Here are some of their ideas:
DRINKING: Getting roaring drunk has always been a remedy for the doldrums, especially in parts of the world that have long, cold winters. In Finland, for example, so many people use this means of fighting off the blahs that the government provides free hangover stations to administer oxygen and massive vitamin doses. So you might consider throwing a log on the fire and becoming absolutely stinko. Every so often, throw on another log, bite the top off another jug, and before you know it, April will be here, all the loudmouthed birds will be chirping and you can take a bath, shave off your three-month growth of beard, throw all the empties out in the alley, stagger outside for a breath of fresh air, and walk down to the neighborhood saloon for a drink.
BROODING: Brooding is so often overlooked as an absolutely great way to pass dull time. And it's something you can do any time by yourself. Just pick out all the things that you hate about yourself; or think back to all the terrible mistakes you've made with your life, things that make you feel guilt and shame. Or think about all the cruel and thoughtless ways your friends, relatives, co-workers and neighbors have ever hurt your feelings. Then sit in front of the fire or in a dimly lit room and dwell on them at length. Go over them time after time, reliving each awful and shameful detail. The hours will just fly by. (You can combine your brooding with drinking and have one heck of a time.)
CHANGE LIFESTYLES: By that I mean, you say to your wife or husband and kids: "I have cabin fever -- I've got to get out of the house for a while." Then clean out your bank accounts, move into a high-rise apartment, join a racquetball club, hang out in singles bars, take a loveboat cruise, run amok with your credit cards, and carry on with some attractive but shallow and empty-headed young thing.

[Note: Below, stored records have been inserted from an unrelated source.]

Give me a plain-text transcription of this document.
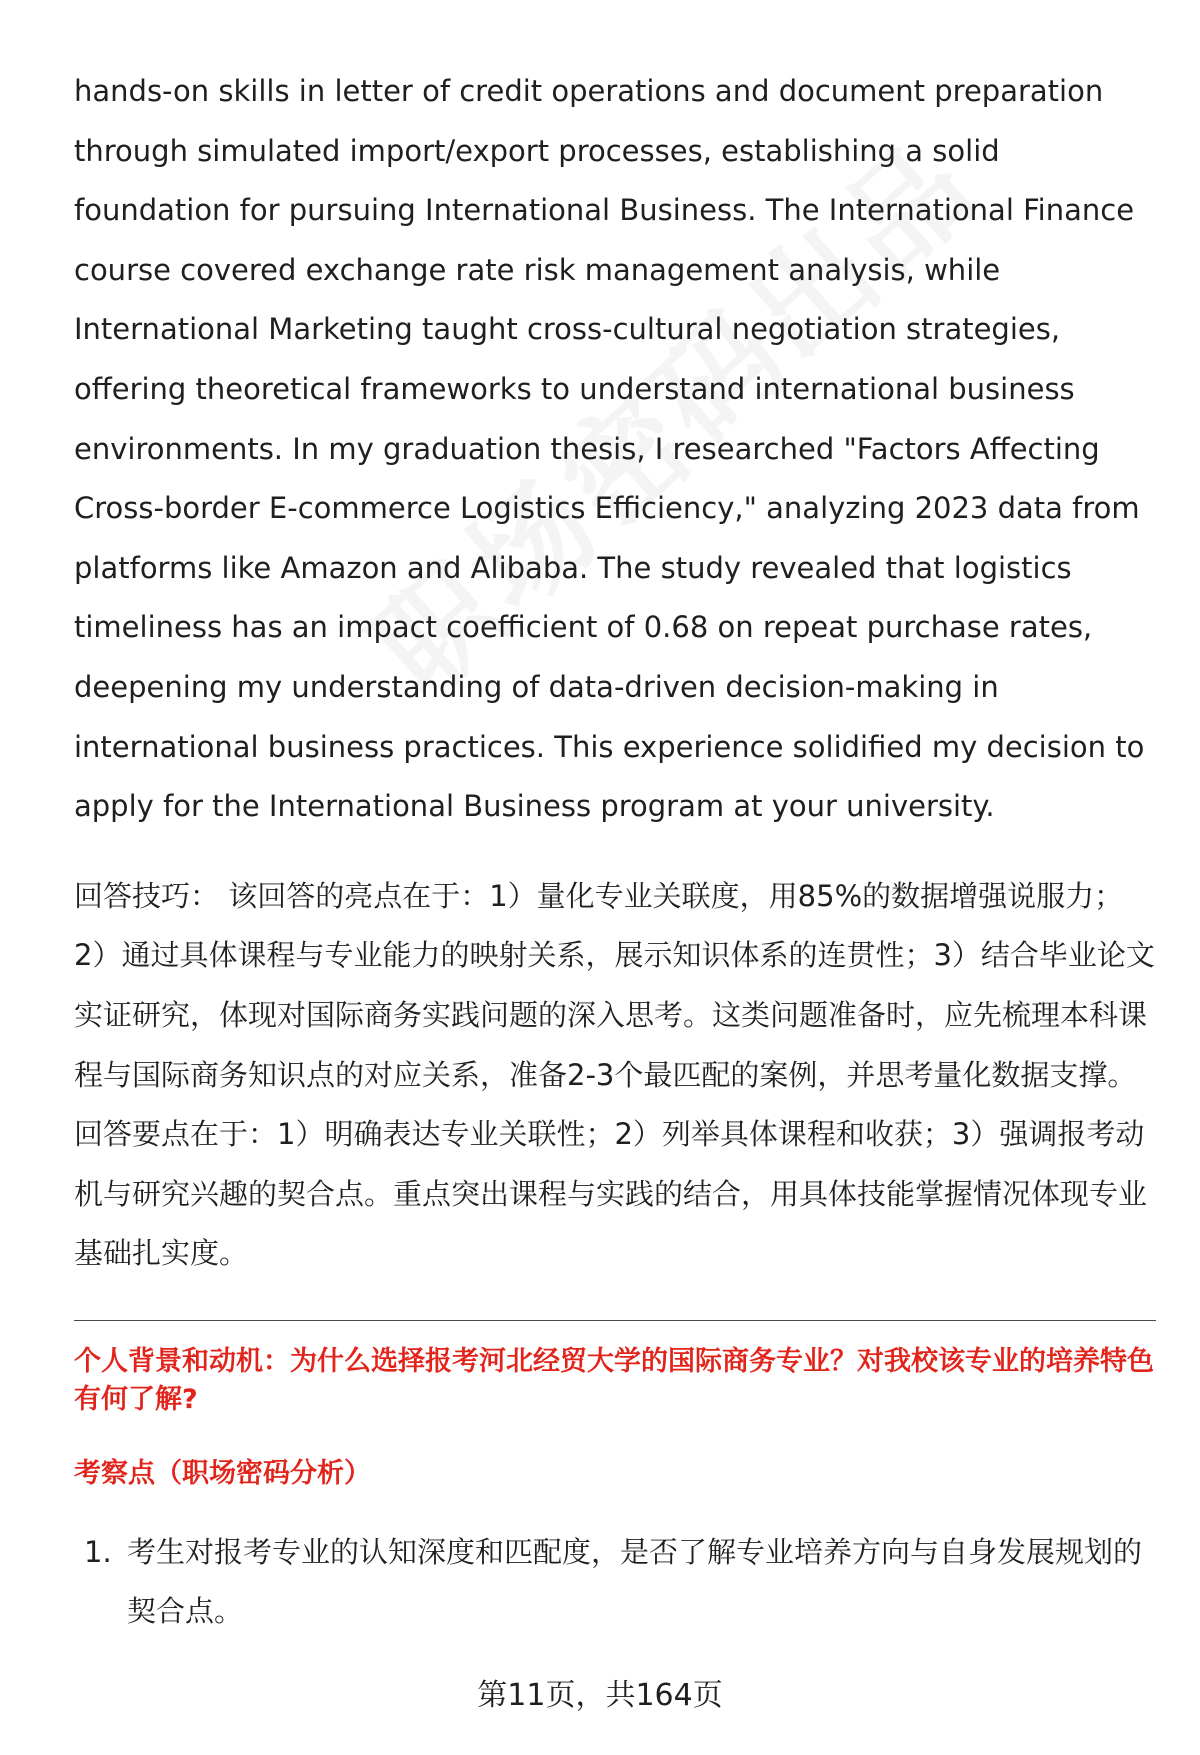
hands-on skills in letter of credit operations and document preparation through simulated import/export processes, establishing a solid foundation for pursuing International Business. The International Finance course covered exchange rate risk management analysis, while International Marketing taught cross-cultural negotiation strategies, offering theoretical frameworks to understand international business environments. In my graduation thesis, I researched "Factors Affecting Cross-border E-commerce Logistics Efficiency," analyzing 2023 data from platforms like Amazon and Alibaba. The study revealed that logistics timeliness has an impact coefficient of 0.68 on repeat purchase rates, deepening my understanding of data-driven decision-making in international business practices. This experience solidified my decision to apply for the International Business program at your university.

回答技巧： 该回答的亮点在于：1）量化专业关联度，用85%的数据增强说服力；2）通过具体课程与专业能力的映射关系，展示知识体系的连贯性；3）结合毕业论文实证研究，体现对国际商务实践问题的深入思考。这类问题准备时，应先梳理本科课程与国际商务知识点的对应关系，准备2-3个最匹配的案例，并思考量化数据支撑。回答要点在于：1）明确表达专业关联性；2）列举具体课程和收获；3）强调报考动机与研究兴趣的契合点。重点突出课程与实践的结合，用具体技能掌握情况体现专业基础扎实度。
个人背景和动机：为什么选择报考河北经贸大学的国际商务专业？对我校该专业的培养特色有何了解?
考察点（职场密码分析）
1. 考生对报考专业的认知深度和匹配度，是否了解专业培养方向与自身发展规划的契合点。
第11页，共164页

And in the spring, return home looking dazed and tell your loved ones, "Quick, give me Volume A of the encyclopedia. I've got to look up amnesia!"
WINTER SPORTS: Cross-country skiing has become very popular and downhill skiing is still growing. There are also winter camping clubs, and ice fishing. But I don't recommend any of these. They can give you a heart attack, frostbite, or broken legs. The best winter sport is shooting pool. You meet really fascinating people in pool halls or bars that have pool tables. You can gamble and swear and get in fights and buy and sell stolen merchandise. And even if you're not a good pool player, don't worry. You can play the pinball machines or just hang around. Something is bound to happen.

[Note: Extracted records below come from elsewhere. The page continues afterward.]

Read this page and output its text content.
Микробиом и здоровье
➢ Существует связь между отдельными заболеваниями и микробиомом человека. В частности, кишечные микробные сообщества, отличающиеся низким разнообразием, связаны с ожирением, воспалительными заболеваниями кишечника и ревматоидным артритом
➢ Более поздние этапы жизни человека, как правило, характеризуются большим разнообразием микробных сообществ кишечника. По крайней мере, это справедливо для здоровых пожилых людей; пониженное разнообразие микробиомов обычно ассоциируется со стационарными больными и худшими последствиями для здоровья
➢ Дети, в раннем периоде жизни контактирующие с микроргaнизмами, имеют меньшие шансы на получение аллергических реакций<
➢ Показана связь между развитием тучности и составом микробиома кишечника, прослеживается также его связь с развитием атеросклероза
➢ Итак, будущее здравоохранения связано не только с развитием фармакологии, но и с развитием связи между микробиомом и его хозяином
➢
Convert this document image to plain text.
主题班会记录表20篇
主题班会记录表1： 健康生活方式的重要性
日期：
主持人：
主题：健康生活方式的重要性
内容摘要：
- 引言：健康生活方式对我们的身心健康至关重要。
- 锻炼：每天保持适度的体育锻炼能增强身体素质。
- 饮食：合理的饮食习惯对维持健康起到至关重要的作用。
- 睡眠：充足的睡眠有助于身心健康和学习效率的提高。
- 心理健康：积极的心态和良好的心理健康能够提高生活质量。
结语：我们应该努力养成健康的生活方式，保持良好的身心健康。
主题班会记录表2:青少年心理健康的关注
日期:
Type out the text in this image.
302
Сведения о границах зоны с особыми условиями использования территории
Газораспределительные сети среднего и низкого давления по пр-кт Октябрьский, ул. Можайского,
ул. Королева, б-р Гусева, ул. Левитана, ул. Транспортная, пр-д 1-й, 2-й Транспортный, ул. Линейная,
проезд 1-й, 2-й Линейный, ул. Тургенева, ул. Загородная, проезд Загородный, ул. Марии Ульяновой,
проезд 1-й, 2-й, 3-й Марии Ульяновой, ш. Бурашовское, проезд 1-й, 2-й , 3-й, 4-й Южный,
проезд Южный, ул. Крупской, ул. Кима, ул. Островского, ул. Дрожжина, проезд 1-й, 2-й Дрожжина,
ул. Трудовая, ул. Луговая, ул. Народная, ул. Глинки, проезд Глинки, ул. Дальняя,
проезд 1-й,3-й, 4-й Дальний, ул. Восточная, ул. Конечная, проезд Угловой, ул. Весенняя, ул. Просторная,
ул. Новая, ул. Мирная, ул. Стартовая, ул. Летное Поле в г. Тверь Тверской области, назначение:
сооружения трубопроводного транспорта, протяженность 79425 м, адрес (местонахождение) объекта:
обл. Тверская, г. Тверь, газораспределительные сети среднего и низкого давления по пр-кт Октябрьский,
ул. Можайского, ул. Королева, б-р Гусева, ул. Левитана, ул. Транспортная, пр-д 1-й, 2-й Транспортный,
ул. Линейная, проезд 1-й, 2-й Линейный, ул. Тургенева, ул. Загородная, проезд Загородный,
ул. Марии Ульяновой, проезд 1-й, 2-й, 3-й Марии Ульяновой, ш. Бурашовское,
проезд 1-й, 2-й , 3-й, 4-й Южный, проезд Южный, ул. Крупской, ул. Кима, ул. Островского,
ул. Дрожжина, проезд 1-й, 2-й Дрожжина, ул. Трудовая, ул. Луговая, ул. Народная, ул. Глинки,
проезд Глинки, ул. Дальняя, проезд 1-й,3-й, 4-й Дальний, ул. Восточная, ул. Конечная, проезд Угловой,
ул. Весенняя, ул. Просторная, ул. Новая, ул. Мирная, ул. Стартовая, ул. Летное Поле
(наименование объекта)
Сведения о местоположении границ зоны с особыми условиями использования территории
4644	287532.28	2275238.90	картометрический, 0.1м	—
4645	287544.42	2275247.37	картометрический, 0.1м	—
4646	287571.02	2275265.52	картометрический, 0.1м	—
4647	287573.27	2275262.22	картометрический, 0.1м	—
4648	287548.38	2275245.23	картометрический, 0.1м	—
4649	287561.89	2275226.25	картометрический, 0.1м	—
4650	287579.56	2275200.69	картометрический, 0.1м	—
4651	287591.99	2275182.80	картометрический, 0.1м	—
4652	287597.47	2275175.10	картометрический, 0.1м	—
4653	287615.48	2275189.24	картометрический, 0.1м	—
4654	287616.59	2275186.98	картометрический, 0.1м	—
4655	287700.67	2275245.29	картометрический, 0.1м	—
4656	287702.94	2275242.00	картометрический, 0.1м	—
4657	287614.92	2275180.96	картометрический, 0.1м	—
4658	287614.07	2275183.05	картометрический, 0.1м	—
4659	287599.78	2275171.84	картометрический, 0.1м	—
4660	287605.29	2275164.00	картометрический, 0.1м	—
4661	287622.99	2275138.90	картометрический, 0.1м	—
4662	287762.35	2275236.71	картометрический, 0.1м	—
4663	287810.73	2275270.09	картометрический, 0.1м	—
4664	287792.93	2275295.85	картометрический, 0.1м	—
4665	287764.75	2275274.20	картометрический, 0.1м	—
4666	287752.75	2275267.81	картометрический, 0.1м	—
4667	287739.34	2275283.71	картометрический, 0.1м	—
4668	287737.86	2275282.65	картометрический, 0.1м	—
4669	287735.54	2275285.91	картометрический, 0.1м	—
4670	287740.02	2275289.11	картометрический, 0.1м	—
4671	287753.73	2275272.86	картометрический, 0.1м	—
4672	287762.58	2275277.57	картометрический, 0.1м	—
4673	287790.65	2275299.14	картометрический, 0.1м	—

CORRESPONDENCE: People don't write letters anymore, and they should. It's a wonderful form of human contact. And it's an inexpensive but constructive way to fill empty time -- especially by writing hate letters. So make a list of the 10 or 20 people you hate most and write them long, totally honest letters telling them why you hate them in vivid detail. They don't have to be famous people, although that's always fun. Friends, relatives, neighbors, co-workers and old flames will do. If you have illegible handwriting and don't type, then consider cassettes. With a cassette, you can growl, snarl, hiss, shriek, weep and say any obscene old thing that pops into your head.
NOVELS: You might consider writing an obscene novel. Make yourself the hero or heroine. You might be surprised at how well you write, and the colorful ideas you can come up with. Your book could even be published. And even if it isn't, later in the year you can give it to someone -- a friend, loved one, or a stranger to whom you are attracted -- as a birthday or Christmas gift.